Most of all we spent our time relaxing on the beach with roughly 17 Euro worth of English reading material (1 Economist, 1 New Yorker, and a Soduku book) and playing with the camera.

We watched the sun set


had a bottle of wine and got all romantical


Played with the timer on the camera



The rocky beach made things interesting. It was hard, and tough to walk on, but they made a really cool sound when the waves splashed ashore and drew back there was a sound just like when you pour milk on rice krispies!


Every time we sat down we caught ourselves saying "Oof!" which in French sounds like . . . "Egg!" so this was our "Oeuf" rock.


We took about 40 pictures of us hanging out at the beach and had a great time. It was nice to get in some relaxation in the sun before heading to Paris for all the serious sight-seeing. Also, just as an aside, Nice should change their name to something else for the purpose of internet searching. Try looking up "Nice Restaurants" or "Nice Hotels" on Google. Sheesh.

Tuesday, October 13, 2009

Self-Portraits (Part II)

After our last post showing how skilled we (mostly Ali) are at taking pictures of ourselves, whether by tripod or arm-extension, we received a few comments asking us to ask others to take pictures of us. It's not that we refuse to do it, we've just run into a few problems with people who apparently have never seen a camera before.

At the Roman Forum, we asked a nice lady to take a picture of us. I think she was from Germany. Perhaps somewhere in Eastern Europe. She was very kind and did her best, but seemed to miss the point that we wanted a picture to show that we were actually at the Roman Forum.


She seemed to think that we wanted a picture commemorating the fact that we in fact exist and do not mind standing next to each other.

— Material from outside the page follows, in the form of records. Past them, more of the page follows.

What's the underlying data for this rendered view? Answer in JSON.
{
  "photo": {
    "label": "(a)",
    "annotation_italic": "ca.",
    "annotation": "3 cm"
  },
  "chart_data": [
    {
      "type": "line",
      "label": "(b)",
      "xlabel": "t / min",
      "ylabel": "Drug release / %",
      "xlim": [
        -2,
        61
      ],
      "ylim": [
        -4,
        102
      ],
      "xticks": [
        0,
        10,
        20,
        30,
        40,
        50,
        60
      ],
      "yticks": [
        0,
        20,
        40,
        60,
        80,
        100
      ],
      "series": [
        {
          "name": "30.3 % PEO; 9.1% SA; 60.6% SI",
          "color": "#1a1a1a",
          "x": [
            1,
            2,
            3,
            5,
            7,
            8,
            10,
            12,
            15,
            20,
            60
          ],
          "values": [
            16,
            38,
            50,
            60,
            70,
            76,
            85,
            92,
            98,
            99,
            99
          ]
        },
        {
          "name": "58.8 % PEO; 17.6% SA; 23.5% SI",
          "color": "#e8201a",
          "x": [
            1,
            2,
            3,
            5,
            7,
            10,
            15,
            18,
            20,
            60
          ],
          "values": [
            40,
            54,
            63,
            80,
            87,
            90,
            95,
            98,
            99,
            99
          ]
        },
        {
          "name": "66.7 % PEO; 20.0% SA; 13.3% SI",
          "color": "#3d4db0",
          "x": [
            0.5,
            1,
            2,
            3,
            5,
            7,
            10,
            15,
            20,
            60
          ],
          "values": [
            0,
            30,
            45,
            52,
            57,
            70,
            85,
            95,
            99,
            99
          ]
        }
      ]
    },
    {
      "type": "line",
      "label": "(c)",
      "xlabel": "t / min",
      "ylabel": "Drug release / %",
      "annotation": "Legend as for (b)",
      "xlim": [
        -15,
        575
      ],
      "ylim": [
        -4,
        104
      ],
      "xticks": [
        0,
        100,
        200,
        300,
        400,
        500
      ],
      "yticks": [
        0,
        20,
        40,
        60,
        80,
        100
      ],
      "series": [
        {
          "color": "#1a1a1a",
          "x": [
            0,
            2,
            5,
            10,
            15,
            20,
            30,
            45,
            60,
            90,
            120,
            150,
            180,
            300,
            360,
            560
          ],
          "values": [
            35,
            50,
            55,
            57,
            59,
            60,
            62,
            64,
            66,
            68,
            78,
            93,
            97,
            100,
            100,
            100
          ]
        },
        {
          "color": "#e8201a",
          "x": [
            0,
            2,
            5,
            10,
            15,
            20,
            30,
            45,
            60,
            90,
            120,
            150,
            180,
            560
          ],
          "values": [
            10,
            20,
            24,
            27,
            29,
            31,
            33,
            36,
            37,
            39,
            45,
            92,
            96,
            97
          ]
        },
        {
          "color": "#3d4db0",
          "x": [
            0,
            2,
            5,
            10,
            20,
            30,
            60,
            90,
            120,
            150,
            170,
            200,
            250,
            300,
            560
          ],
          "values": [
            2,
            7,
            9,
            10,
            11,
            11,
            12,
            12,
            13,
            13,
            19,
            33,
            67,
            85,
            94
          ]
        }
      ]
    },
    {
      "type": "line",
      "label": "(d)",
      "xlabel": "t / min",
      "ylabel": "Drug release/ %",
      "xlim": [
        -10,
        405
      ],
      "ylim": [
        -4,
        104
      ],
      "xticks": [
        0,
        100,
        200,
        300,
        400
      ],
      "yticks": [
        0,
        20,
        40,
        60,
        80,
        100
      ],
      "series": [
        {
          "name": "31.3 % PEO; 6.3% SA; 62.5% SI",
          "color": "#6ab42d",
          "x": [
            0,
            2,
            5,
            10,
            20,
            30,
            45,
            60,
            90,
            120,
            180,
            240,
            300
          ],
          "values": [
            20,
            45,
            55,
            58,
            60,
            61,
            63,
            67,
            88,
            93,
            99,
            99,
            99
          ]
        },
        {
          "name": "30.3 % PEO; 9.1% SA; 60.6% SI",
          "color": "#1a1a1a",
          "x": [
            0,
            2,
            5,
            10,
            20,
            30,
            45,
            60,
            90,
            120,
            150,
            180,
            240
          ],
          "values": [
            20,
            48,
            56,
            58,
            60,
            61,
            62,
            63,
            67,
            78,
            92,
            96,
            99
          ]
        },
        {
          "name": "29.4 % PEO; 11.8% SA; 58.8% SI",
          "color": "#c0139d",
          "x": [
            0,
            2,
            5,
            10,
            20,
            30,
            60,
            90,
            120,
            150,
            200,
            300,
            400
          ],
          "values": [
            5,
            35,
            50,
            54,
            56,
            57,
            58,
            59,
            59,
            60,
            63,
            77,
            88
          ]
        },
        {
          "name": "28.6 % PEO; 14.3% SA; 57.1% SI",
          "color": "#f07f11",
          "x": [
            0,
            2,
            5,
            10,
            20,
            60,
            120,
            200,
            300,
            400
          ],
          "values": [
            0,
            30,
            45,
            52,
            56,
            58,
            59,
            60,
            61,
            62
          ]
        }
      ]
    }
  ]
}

Then today in Barcelona we reached the very top of Parc Guell with a sweeping 180+ degree view of the waterfront and the city. We asked a nice young lady to take a picture of us. She skipped over the requisite "Just push the button?" question and went straight for the shot. She then asked if it took, and upon checking I realized it had not. Yet despite this warning and the fact she seemed to be aiming over our heads, we let her continue.



She opted for the disembodied heads levitating over the city photo. Unlike the lady taking the picture at the Forum, this girl apparently thought we wanted our heads to not to be a distraction from the beauty that is Barcelona. At the very least, I feel like it gave me a great idea to cut out the messy part of traveling by superimposing our floating heads on pictures of famous panoramic views.

In all fairness, we are very grateful for the help of people, some of whom go out of their way to offer and most of whom to a very good job. But it's always awkward when you don't like the picture that came out and have to either ask for another or move on. Most of the time, we know what we are looking for better than the person who is taking it. The tripod and timer help us set it up. Sometimes we end up in mistiming it or in awkward poses and with the frame a little tilted, but we're usually pretty happy with the results.